En la hora más negra de
nuestra nación, cuando las tinieblas se hicieron más oscuras, cuando nos
esperaban generaciones de hierro y cadenas, cuando el mismísimo demonio estuvo
a punto de apoderarse del reino de Carlos V y Felipe II, el Altísimo hizo
surgir a un Judas Macabeo.
Su altura no era mucha, su voz
aguda. Cuando hablaba no era brillante. Militarmente, todo lo tenía en contra.

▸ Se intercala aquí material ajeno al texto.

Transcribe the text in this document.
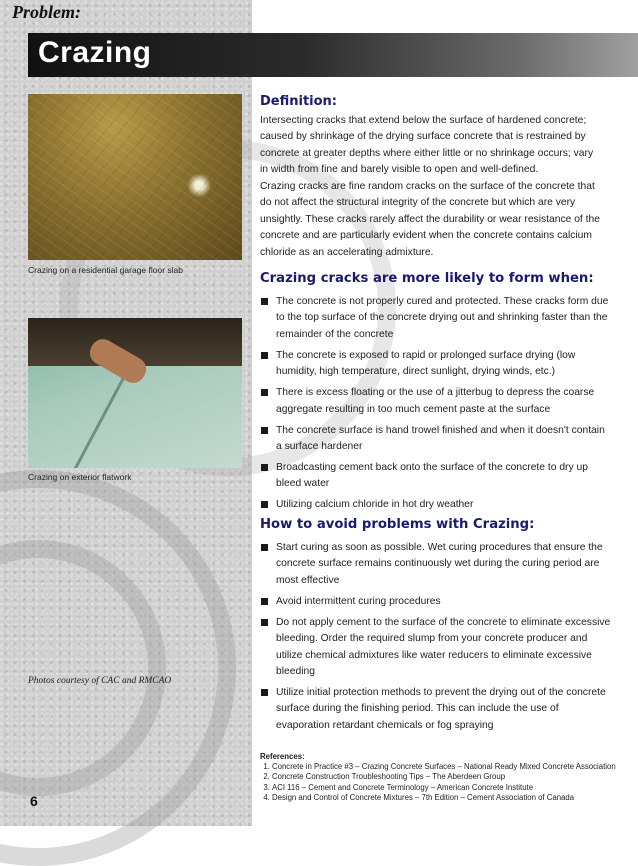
Problem:
Crazing
Crazing on a residential garage floor slab
Crazing on exterior flatwork
Photos courtesy of CAC and RMCAO
Definition:
Intersecting cracks that extend below the surface of hardened concrete; caused by shrinkage of the drying surface concrete that is restrained by concrete at greater depths where either little or no shrinkage occurs; vary in width from fine and barely visible to open and well-defined.
Crazing cracks are fine random cracks on the surface of the concrete that do not affect the structural integrity of the concrete but which are very unsightly. These cracks rarely affect the durability or wear resistance of the concrete and are particularly evident when the concrete contains calcium chloride as an accelerating admixture.
Crazing cracks are more likely to form when:
The concrete is not properly cured and protected. These cracks form due to the top surface of the concrete drying out and shrinking faster than the remainder of the concrete
The concrete is exposed to rapid or prolonged surface drying (low humidity, high temperature, direct sunlight, drying winds, etc.)
There is excess floating or the use of a jitterbug to depress the coarse aggregate resulting in too much cement paste at the surface
The concrete surface is hand trowel finished and when it doesn't contain a surface hardener
Broadcasting cement back onto the surface of the concrete to dry up bleed water
Utilizing calcium chloride in hot dry weather
How to avoid problems with Crazing:
Start curing as soon as possible. Wet curing procedures that ensure the concrete surface remains continuously wet during the curing period are most effective
Avoid intermittent curing procedures
Do not apply cement to the surface of the concrete to eliminate excessive bleeding. Order the required slump from your concrete producer and utilize chemical admixtures like water reducers to eliminate excessive bleeding
Utilize initial protection methods to prevent the drying out of the concrete surface during the finishing period. This can include the use of evaporation retardant chemicals or fog spraying
References:
1. Concrete in Practice #3 – Crazing Concrete Surfaces – National Ready Mixed Concrete Association
2. Concrete Construction Troubleshooting Tips – The Aberdeen Group
3. ACI 116 – Cement and Concrete Terminology – American Concrete Institute
4. Design and Control of Concrete Mixtures – 7th Edition – Cement Association of Canada
6
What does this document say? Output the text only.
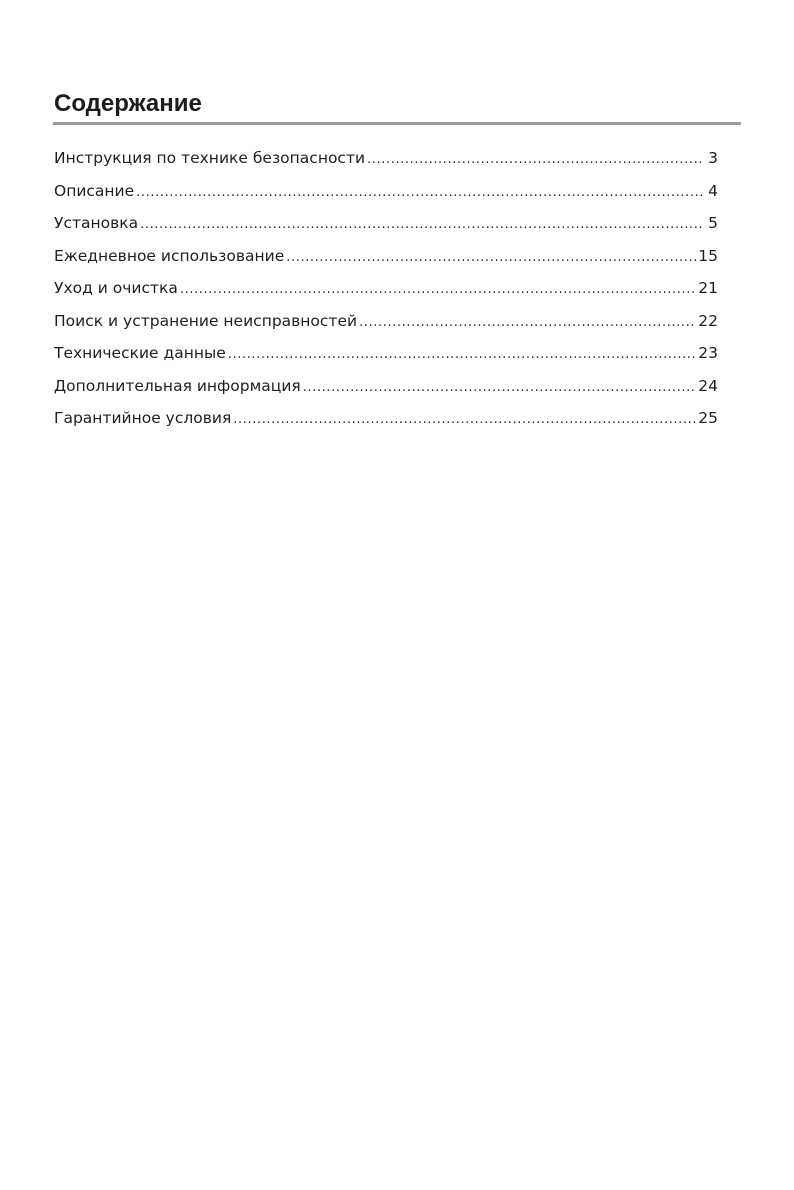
Содержание
Инструкция по технике безопасности .....	3
Описание .....	4
Установка .....	5
Ежедневное использование .....	15
Уход и очистка .....	21
Поиск и устранение неисправностей .....	22
Технические данные .....	23
Дополнительная информация .....	24
Гарантийное условия .....	25
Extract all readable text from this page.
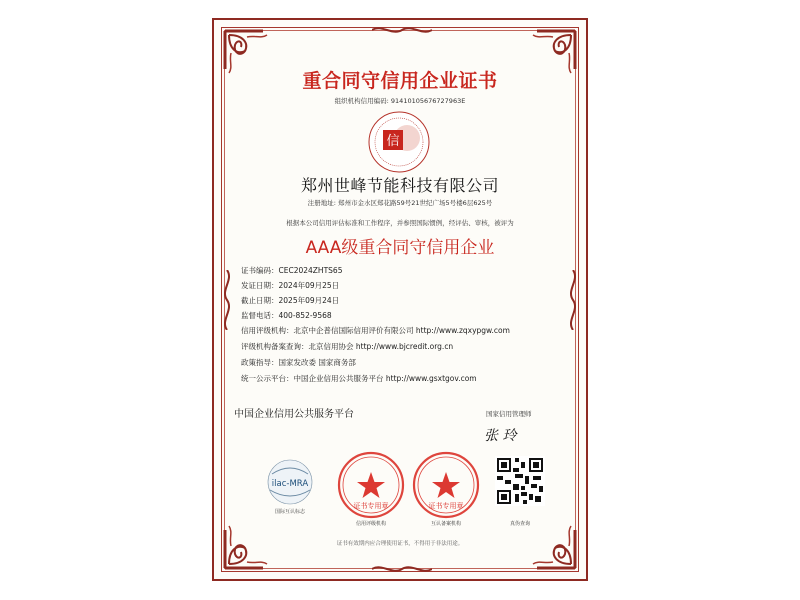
重合同守信用企业证书
组织机构信用编码: 91410105676727963E
信
郑州世峰节能科技有限公司
注册地址: 郑州市金水区郑花路59号21世纪广场5号楼6层625号
根据本公司信用评估标准和工作程序，并参照国际惯例，经评估、审核，被评为
AAA级重合同守信用企业
证书编码：CEC2024ZHTS65
发证日期：2024年09月25日
截止日期：2025年09月24日
监督电话：400-852-9568
信用评级机构：北京中企普信国际信用评价有限公司 http://www.zqxypgw.com
评级机构备案查询：北京信用协会 http://www.bjcredit.org.cn
政策指导：国家发改委 国家商务部
统一公示平台：中国企业信用公共服务平台 http://www.gsxtgov.com
中国企业信用公共服务平台	国家信用管理师
张 玲
ilac-MRA
国际互认标志
证书专用章
信用评级机构
证书专用章
互认备案机构	真伪查询
证书有效期内应合理使用证书，不得用于非法用途。
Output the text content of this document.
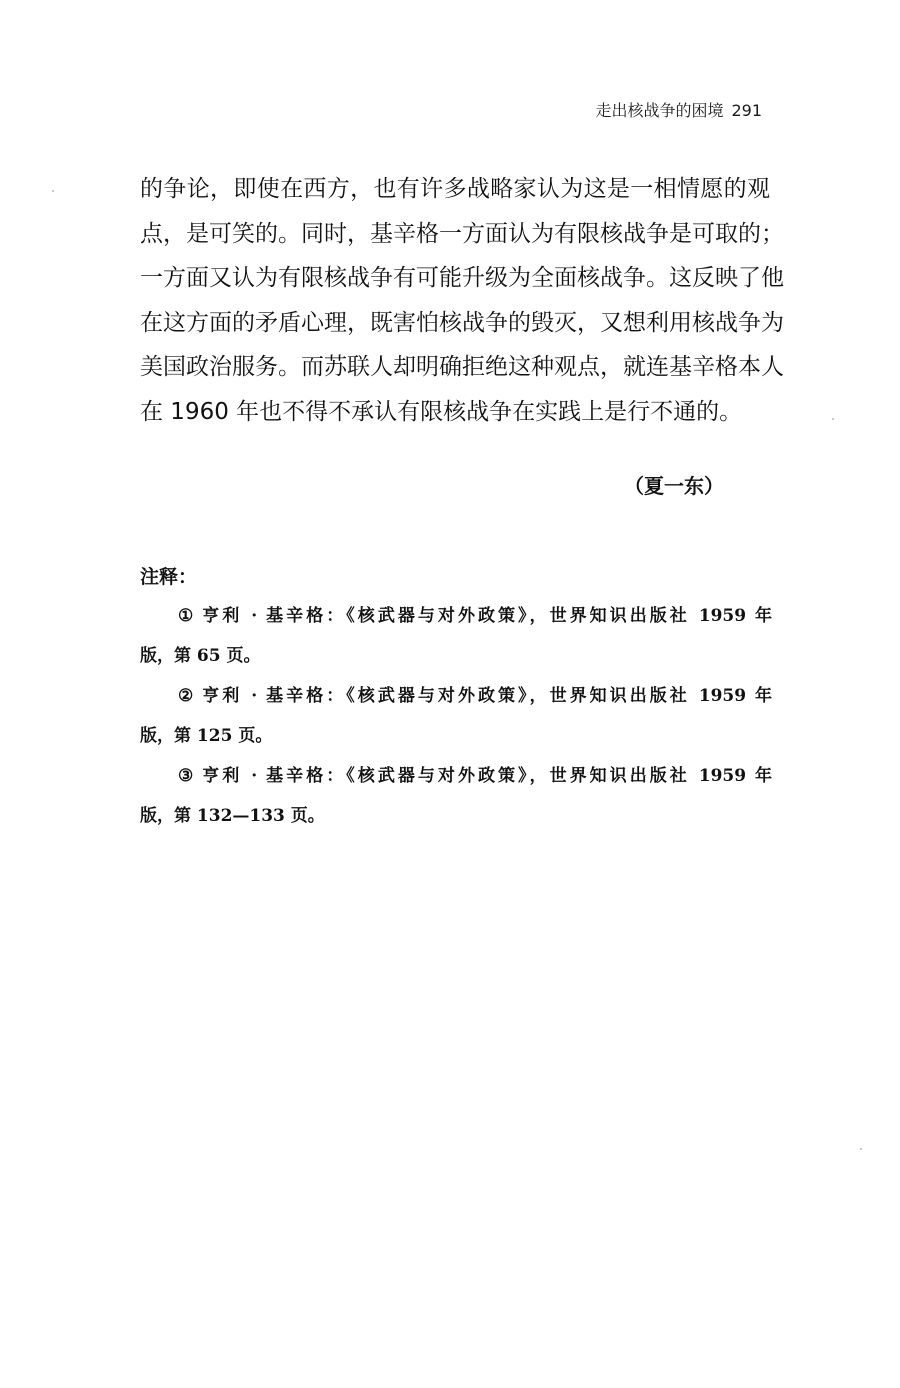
走出核战争的困境 291
的争论，即使在西方，也有许多战略家认为这是一相情愿的观
点，是可笑的。同时，基辛格一方面认为有限核战争是可取的；
一方面又认为有限核战争有可能升级为全面核战争。这反映了他
在这方面的矛盾心理，既害怕核战争的毁灭，又想利用核战争为
美国政治服务。而苏联人却明确拒绝这种观点，就连基辛格本人
在 1960 年也不得不承认有限核战争在实践上是行不通的。
（夏一东）
注释：
① 亨利 · 基辛格：《核武器与对外政策》，世界知识出版社 1959 年
版，第 65 页。
② 亨利 · 基辛格：《核武器与对外政策》，世界知识出版社 1959 年
版，第 125 页。
③ 亨利 · 基辛格：《核武器与对外政策》，世界知识出版社 1959 年
版，第 132—133 页。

Pero Dios le concedió solo un don, un único don: la
invencibilidad.
Ejército tras ejército fue
enviado contra él. Cientos y cientos de miles de soldados, tanques, aviones,
batalla tras batalla... nada, el nuevo Macabeo avanzaba imparable. Fue de
victoria en victoria hasta arrodillarse ante un templo de la capital del reino
y colocar su espada sobre el altar.
Ganó la guerra, ganó la paz. Fue
un David en las batallas, fue un Salomón al reconstruir el reino. Quien a hierro mata, a hierro muere. Él fue la
encarnación de la Justicia Divina, la Tempestad de Dios, por eso murió en la
cama, rodeado del cariño de sus familiares, rodeado del llanto de toda una
nación, bendecido por las oraciones agradecidas de los sucesores de los
Apóstoles.
Caudillo del reino por la gracia de Dios. Por don
del Señor fue invencible en la guerra e inderrocable en la paz.